大河ドラマ「西郷どん(せごどん)」
中山尚之助と堀次郎
大河ドラマ西郷どん(せごどん)の中盤、中央政界に進出を図る薩摩の「国父」島津久光のもと、側近として補佐しているのが小松帯刀、大久保一蔵(利通)、中山尚之助、堀次郎の4人。
この4人はそれぞれの思惑の中、西郷吉之助の周りでウロチョロしていますが、中山尚之助は『久光命』のため吉之助が大嫌いで、色々邪魔をしてきます。
一方の堀次郎は、吉之助には好意的ですが4人の中では陰の薄い存在。
今回は、吉之助にとって薩摩藩の内なる敵、中山尚之助と、いまいちパッとしない堀次郎について簡単に紹介していきます。
中山尚之助
中山尚之助(なおのすけ)は幕末の薩摩藩士で、中山中左衛門ともいう。
「国父」となった島津久光の側近として活躍し、小松帯刀、大久保一蔵(利通)、堀次郎(伊地知貞馨)と並んで『久光四天王』と呼ばれた。
久光への忠義心が厚く、久光が兵を率いて京に向かうことに反対した西郷吉之助を嫌い、影で吉之助が久光を愚弄していたことを報告して、二人の関係に複雑なねじれを持ち込んだ人物とされている。
このことがきっかけで吉之助は、奄美大島から戻ってわずか2カ月で徳之島に遠島処分となった。
明治維新まで久光に忠実に使えていたが、新政府が発足すると中山尚之助は、大久保利通ら政府要人の暗殺を企てたとして警視庁に逮捕され、懲役10年の判決を受けて獄中で死去した。
堀次郎(伊地知貞馨)
堀次郎は幕末の薩摩藩士で、のちに伊地知貞馨(いじちさだか)と名を変えた。
「国父」して実権を握った島津久光は過激な行動を起こしがちな誠忠組の取り込みを図って、誠忠組の旗揚げに加わっていた堀次郎を側近として抜擢した。
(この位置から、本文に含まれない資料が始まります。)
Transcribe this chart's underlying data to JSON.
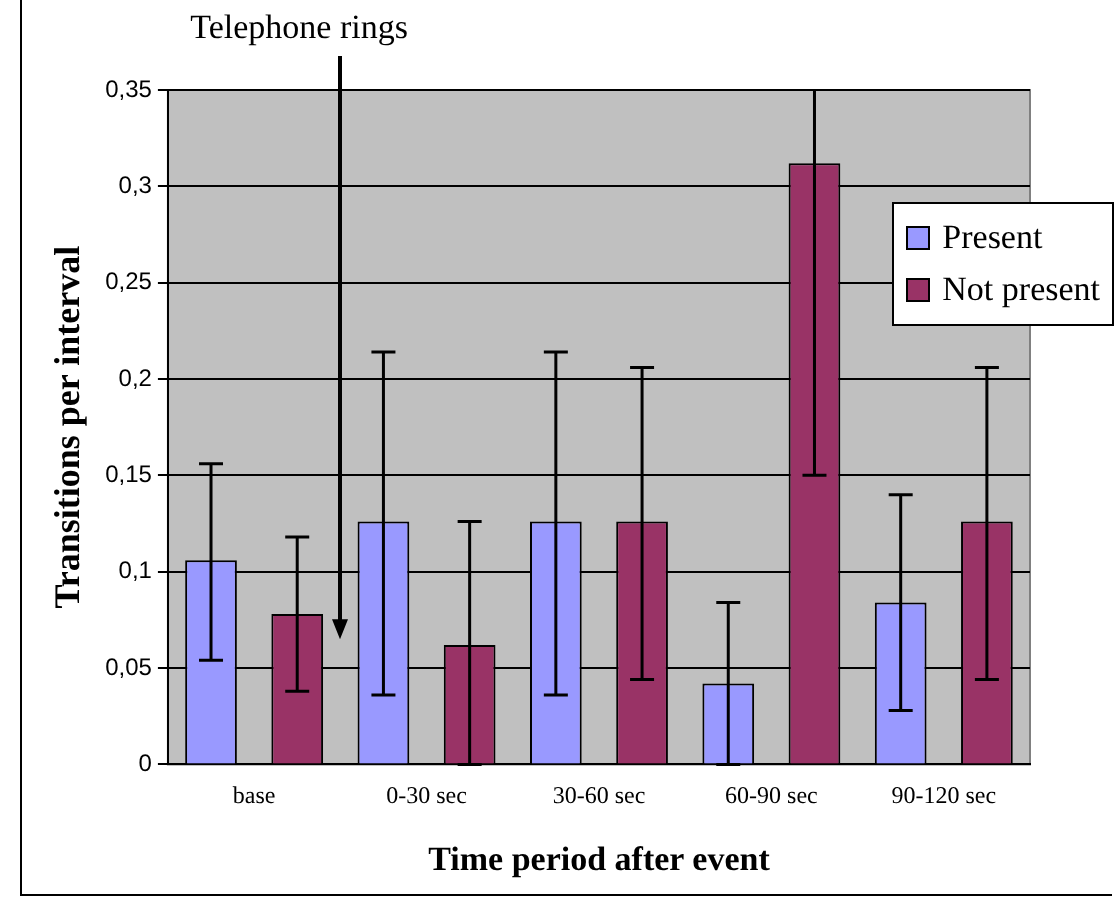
{
  "chart_data": {
    "type": "bar",
    "xlabel": "Time period after event",
    "ylabel": "Transitions per interval",
    "categories": [
      "base",
      "0-30 sec",
      "30-60 sec",
      "60-90 sec",
      "90-120 sec"
    ],
    "series": [
      {
        "name": "Present",
        "color": "#9999ff",
        "values": [
          0.106,
          0.126,
          0.126,
          0.042,
          0.084
        ],
        "errors": [
          [
            0.054,
            0.156
          ],
          [
            0.036,
            0.214
          ],
          [
            0.036,
            0.214
          ],
          [
            0,
            0.084
          ],
          [
            0.028,
            0.14
          ]
        ]
      },
      {
        "name": "Not present",
        "color": "#993366",
        "values": [
          0.078,
          0.062,
          0.126,
          0.312,
          0.126
        ],
        "errors": [
          [
            0.038,
            0.118
          ],
          [
            0,
            0.126
          ],
          [
            0.044,
            0.206
          ],
          [
            0.15,
            0.35
          ],
          [
            0.044,
            0.206
          ]
        ]
      }
    ],
    "ylim": [
      0,
      0.35
    ],
    "yticks": [
      {
        "value": 0,
        "label": "0"
      },
      {
        "value": 0.05,
        "label": "0,05"
      },
      {
        "value": 0.1,
        "label": "0,1"
      },
      {
        "value": 0.15,
        "label": "0,15"
      },
      {
        "value": 0.2,
        "label": "0,2"
      },
      {
        "value": 0.25,
        "label": "0,25"
      },
      {
        "value": 0.3,
        "label": "0,3"
      },
      {
        "value": 0.35,
        "label": "0,35"
      }
    ],
    "grid": "y",
    "legend": "right",
    "annotations": [
      "Telephone rings"
    ]
  }
}
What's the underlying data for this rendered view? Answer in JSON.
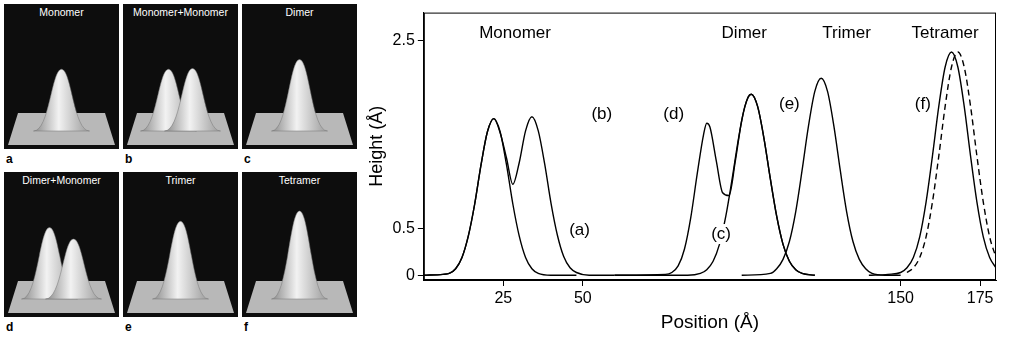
{
  "panels": [
    {
      "title": "Monomer",
      "letter": "a",
      "peaks": [
        1.67
      ]
    },
    {
      "title": "Monomer+Monomer",
      "letter": "b",
      "peaks": [
        1.67,
        1.69
      ]
    },
    {
      "title": "Dimer",
      "letter": "c",
      "peaks": [
        1.93
      ]
    },
    {
      "title": "Dimer+Monomer",
      "letter": "d",
      "peaks": [
        1.93,
        1.62
      ]
    },
    {
      "title": "Trimer",
      "letter": "e",
      "peaks": [
        2.1
      ]
    },
    {
      "title": "Tetramer",
      "letter": "f",
      "peaks": [
        2.38
      ]
    }
  ],
  "chart_data": {
    "type": "line",
    "x_label": "Position (Å)",
    "y_label": "Height (Å)",
    "xlim": [
      0,
      180
    ],
    "ylim": [
      -0.05,
      2.8
    ],
    "xticks": [
      25,
      50,
      150,
      175
    ],
    "yticks": [
      0,
      0.5,
      2.5
    ],
    "grid": false,
    "series": [
      {
        "color": "#000000",
        "line_style": "solid",
        "x": [
          0,
          6,
          8,
          10,
          12,
          14,
          16,
          18,
          20,
          22,
          24,
          26,
          28,
          30,
          32,
          34,
          36,
          40,
          48
        ],
        "values": [
          0.0,
          0.01,
          0.02,
          0.07,
          0.19,
          0.42,
          0.76,
          1.18,
          1.53,
          1.67,
          1.53,
          1.18,
          0.76,
          0.42,
          0.19,
          0.07,
          0.02,
          0.0,
          0.0
        ]
      },
      {
        "color": "#000000",
        "line_style": "solid",
        "x": [
          0,
          6,
          8,
          10,
          12,
          14,
          16,
          18,
          20,
          22,
          24,
          26,
          28,
          30,
          32,
          34,
          36,
          38,
          40,
          42,
          44,
          46,
          48,
          52,
          60
        ],
        "values": [
          0.0,
          0.01,
          0.02,
          0.07,
          0.19,
          0.42,
          0.76,
          1.18,
          1.53,
          1.67,
          1.52,
          1.25,
          0.97,
          1.2,
          1.54,
          1.69,
          1.54,
          1.19,
          0.77,
          0.43,
          0.2,
          0.08,
          0.03,
          0.0,
          0.0
        ]
      },
      {
        "color": "#000000",
        "line_style": "solid",
        "x": [
          60,
          83,
          87,
          89,
          91,
          93,
          95,
          97,
          99,
          101,
          103,
          105,
          107,
          109,
          111,
          113,
          115,
          117,
          119,
          123
        ],
        "values": [
          0.0,
          0.0,
          0.02,
          0.06,
          0.15,
          0.33,
          0.63,
          1.03,
          1.46,
          1.8,
          1.93,
          1.8,
          1.46,
          1.03,
          0.63,
          0.33,
          0.15,
          0.06,
          0.02,
          0.0
        ]
      },
      {
        "color": "#000000",
        "line_style": "solid",
        "x": [
          60,
          76,
          78,
          80,
          82,
          84,
          86,
          88,
          89,
          90,
          92,
          94,
          96,
          98,
          100,
          102,
          103,
          105,
          107,
          109,
          111,
          113,
          115,
          117,
          119,
          123
        ],
        "values": [
          0.0,
          0.01,
          0.03,
          0.1,
          0.28,
          0.62,
          1.08,
          1.5,
          1.62,
          1.58,
          1.22,
          0.88,
          0.85,
          1.22,
          1.65,
          1.9,
          1.93,
          1.8,
          1.46,
          1.03,
          0.63,
          0.33,
          0.15,
          0.06,
          0.02,
          0.0
        ]
      },
      {
        "color": "#000000",
        "line_style": "solid",
        "x": [
          100,
          109,
          111,
          113,
          115,
          117,
          119,
          121,
          123,
          125,
          127,
          129,
          131,
          133,
          135,
          137,
          139,
          141,
          145,
          150
        ],
        "values": [
          0.0,
          0.02,
          0.07,
          0.17,
          0.36,
          0.68,
          1.12,
          1.59,
          1.96,
          2.1,
          1.96,
          1.59,
          1.12,
          0.68,
          0.36,
          0.17,
          0.07,
          0.02,
          0.0,
          0.0
        ]
      },
      {
        "color": "#000000",
        "line_style": "solid",
        "x": [
          140,
          146,
          150,
          152,
          154,
          156,
          158,
          160,
          162,
          164,
          166,
          168,
          170,
          172,
          174,
          176,
          178,
          180
        ],
        "values": [
          0.0,
          0.01,
          0.03,
          0.08,
          0.19,
          0.41,
          0.78,
          1.27,
          1.8,
          2.22,
          2.38,
          2.22,
          1.8,
          1.27,
          0.78,
          0.41,
          0.19,
          0.08
        ]
      },
      {
        "color": "#000000",
        "line_style": "dashed",
        "x": [
          152,
          154,
          156,
          158,
          160,
          162,
          164,
          166,
          168,
          170,
          172,
          174,
          176,
          178,
          180
        ],
        "values": [
          0.03,
          0.08,
          0.19,
          0.41,
          0.78,
          1.27,
          1.8,
          2.22,
          2.38,
          2.22,
          1.8,
          1.27,
          0.78,
          0.41,
          0.19
        ]
      }
    ],
    "annotations": [
      {
        "text": "Monomer",
        "x": 28.7,
        "y": 2.58
      },
      {
        "text": "Dimer",
        "x": 100.8,
        "y": 2.58
      },
      {
        "text": "Trimer",
        "x": 133,
        "y": 2.58
      },
      {
        "text": "Tetramer",
        "x": 164,
        "y": 2.58
      },
      {
        "text": "(a)",
        "x": 49,
        "y": 0.48
      },
      {
        "text": "(b)",
        "x": 56,
        "y": 1.72
      },
      {
        "text": "(c)",
        "x": 93.5,
        "y": 0.44
      },
      {
        "text": "(d)",
        "x": 78.6,
        "y": 1.72
      },
      {
        "text": "(e)",
        "x": 115,
        "y": 1.82
      },
      {
        "text": "(f)",
        "x": 157,
        "y": 1.82
      }
    ]
  }
}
当初は大久保一蔵(利通)と並ぶ久光の側近として、京都や江戸などで他藩との交渉などに活躍していた。
幕政改革を目指した久光の率兵上京に際して準備のための時間稼ぎのために、藩主・島津茂久の参勤の延期を幕府に申し出たが受け入れられず、口実を作るために堀次郎は藩の密命を受けて江戸藩邸を自焼させた。
これにより茂久は江戸出府の遅延を許されたが、翌年になって幕府に火災が自作自演であることを突き止められた。
主犯格とされた堀次郎は幕府からの追求から逃れるために「伊地知」へと改称して江戸から鹿児島に戻り、以後は政治活動の第一線から退いた。
明治維新後は内務省に出仕するが、長年の盟友だった内務卿・大久保利通に、琉球からの収賄を咎められて免職となった。